Outros rebatem dizendo que não gostam de interagir com desconhecidos. Ameaçam fazer bullying. Por mais sério que possa parecer, para mim, o mais contundente foi o argumento: “Vocês tiram o celular da nossa mão, mas vocês mesmos não o soltam!”
Eu concordo com essa colocação! Ou seja, será que esse é um problema que só atinge os alunos? Como ficam pais, familiares e educadores?
Um efeito colateral positivo da lei pode ser a transformação dos jovens em pessoas mais autônomas, responsáveis e solidárias, e a diminuição do ciberbullying.
Na minha visão, a princípio, a ansiedade será generalizada, exigindo dos pais e das mães firmeza e coragem para enfatizarem a importância de reservar alguns momentos ao longo do dia para ficarem desconectados.
A família deve ser parceira tanto da escola, apoiando as decisões da instituição, quanto dos filhos, no sentido de que precisam mostrar que eles próprios (pais e familiares) são capazes de renunciar ao uso do celular em certas ocasiões!
Reconheçamos que o começo será muito difícil para TODOS!
Os educadores terão de tomar a rédea do jogo e repensar o trabalho hoje feito pela escola, a fim de promover um modelo pedagógico mais dinâmico, interessante, participativo, com outras estratégias didáticas mais envolventes.
Ao fazer esta reflexão, fica evidente que este é um momento de transformação que vai muito além das simples diretrizes legais e envolve a convivência com nossas crianças! A volta às aulas sem celulares nos oferece uma oportunidade única de reenergizar os laços entre pais, familiares e educadores, e incentiva uma aproximação mais humana e significativa.
Portanto, convido todos a se juntarem a esta causa!
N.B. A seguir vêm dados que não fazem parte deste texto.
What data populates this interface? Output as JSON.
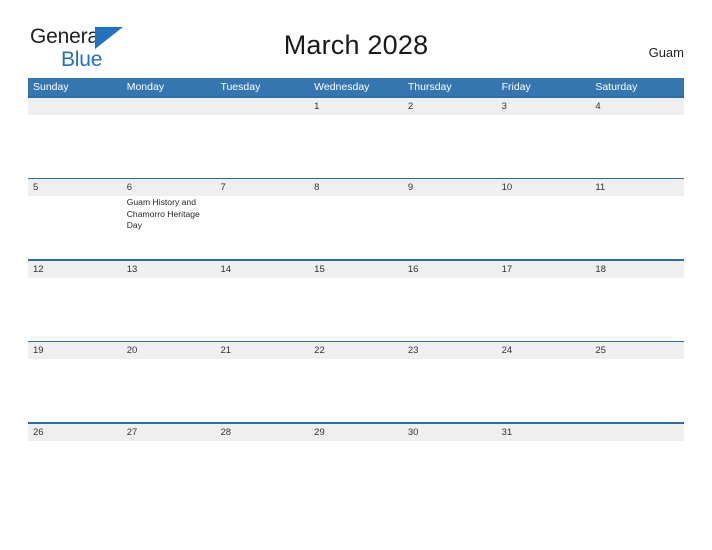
{
  "brand": {
    "name_part1": "General",
    "name_part2": "Blue",
    "accent_color": "#2073bc"
  },
  "header": {
    "title": "March 2028",
    "region": "Guam"
  },
  "calendar": {
    "month": "March",
    "year": "2028",
    "header_color": "#3576b0",
    "rule_color": "#2e6da4",
    "day_band_color": "#efefef",
    "weekdays": [
      "Sunday",
      "Monday",
      "Tuesday",
      "Wednesday",
      "Thursday",
      "Friday",
      "Saturday"
    ],
    "weeks": [
      {
        "days": [
          {
            "date": "",
            "events": []
          },
          {
            "date": "",
            "events": []
          },
          {
            "date": "",
            "events": []
          },
          {
            "date": "1",
            "events": []
          },
          {
            "date": "2",
            "events": []
          },
          {
            "date": "3",
            "events": []
          },
          {
            "date": "4",
            "events": []
          }
        ]
      },
      {
        "days": [
          {
            "date": "5",
            "events": []
          },
          {
            "date": "6",
            "events": [
              "Guam History and Chamorro Heritage Day"
            ]
          },
          {
            "date": "7",
            "events": []
          },
          {
            "date": "8",
            "events": []
          },
          {
            "date": "9",
            "events": []
          },
          {
            "date": "10",
            "events": []
          },
          {
            "date": "11",
            "events": []
          }
        ]
      },
      {
        "days": [
          {
            "date": "12",
            "events": []
          },
          {
            "date": "13",
            "events": []
          },
          {
            "date": "14",
            "events": []
          },
          {
            "date": "15",
            "events": []
          },
          {
            "date": "16",
            "events": []
          },
          {
            "date": "17",
            "events": []
          },
          {
            "date": "18",
            "events": []
          }
        ]
      },
      {
        "days": [
          {
            "date": "19",
            "events": []
          },
          {
            "date": "20",
            "events": []
          },
          {
            "date": "21",
            "events": []
          },
          {
            "date": "22",
            "events": []
          },
          {
            "date": "23",
            "events": []
          },
          {
            "date": "24",
            "events": []
          },
          {
            "date": "25",
            "events": []
          }
        ]
      },
      {
        "days": [
          {
            "date": "26",
            "events": []
          },
          {
            "date": "27",
            "events": []
          },
          {
            "date": "28",
            "events": []
          },
          {
            "date": "29",
            "events": []
          },
          {
            "date": "30",
            "events": []
          },
          {
            "date": "31",
            "events": []
          },
          {
            "date": "",
            "events": []
          }
        ]
      }
    ]
  }
}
Vamos aproveitar a ocasião para nos engajarmos com nossos jovens, mostrando que existem inúmeras formas de nos conectarmos sem o uso de dispositivos eletrônicos. Formemos um verdadeiro time, no qual cada membro – pais, professores e alunos – desempenha um papel fundamental na criação de um ambiente escolar mais saudável e acolhedor.
Que tal dedicar tempo para atividades que promovam a interação, como passeios, jogos ou até mesmo momentos de leitura em família? Essas experiências conjuntas não apenas contribuem para o desenvolvimento emocional de nossos jovens, mas também podem ajudá-los a se adaptar a essa nova realidade, enchendo o cotidiano escolar de significado e diversão.
A chance de transformar a educação e promover um espaço de aprendizado escolar e familiar rico, dinâmico e, principalmente, humano bate à porta. A hora de agir é agora!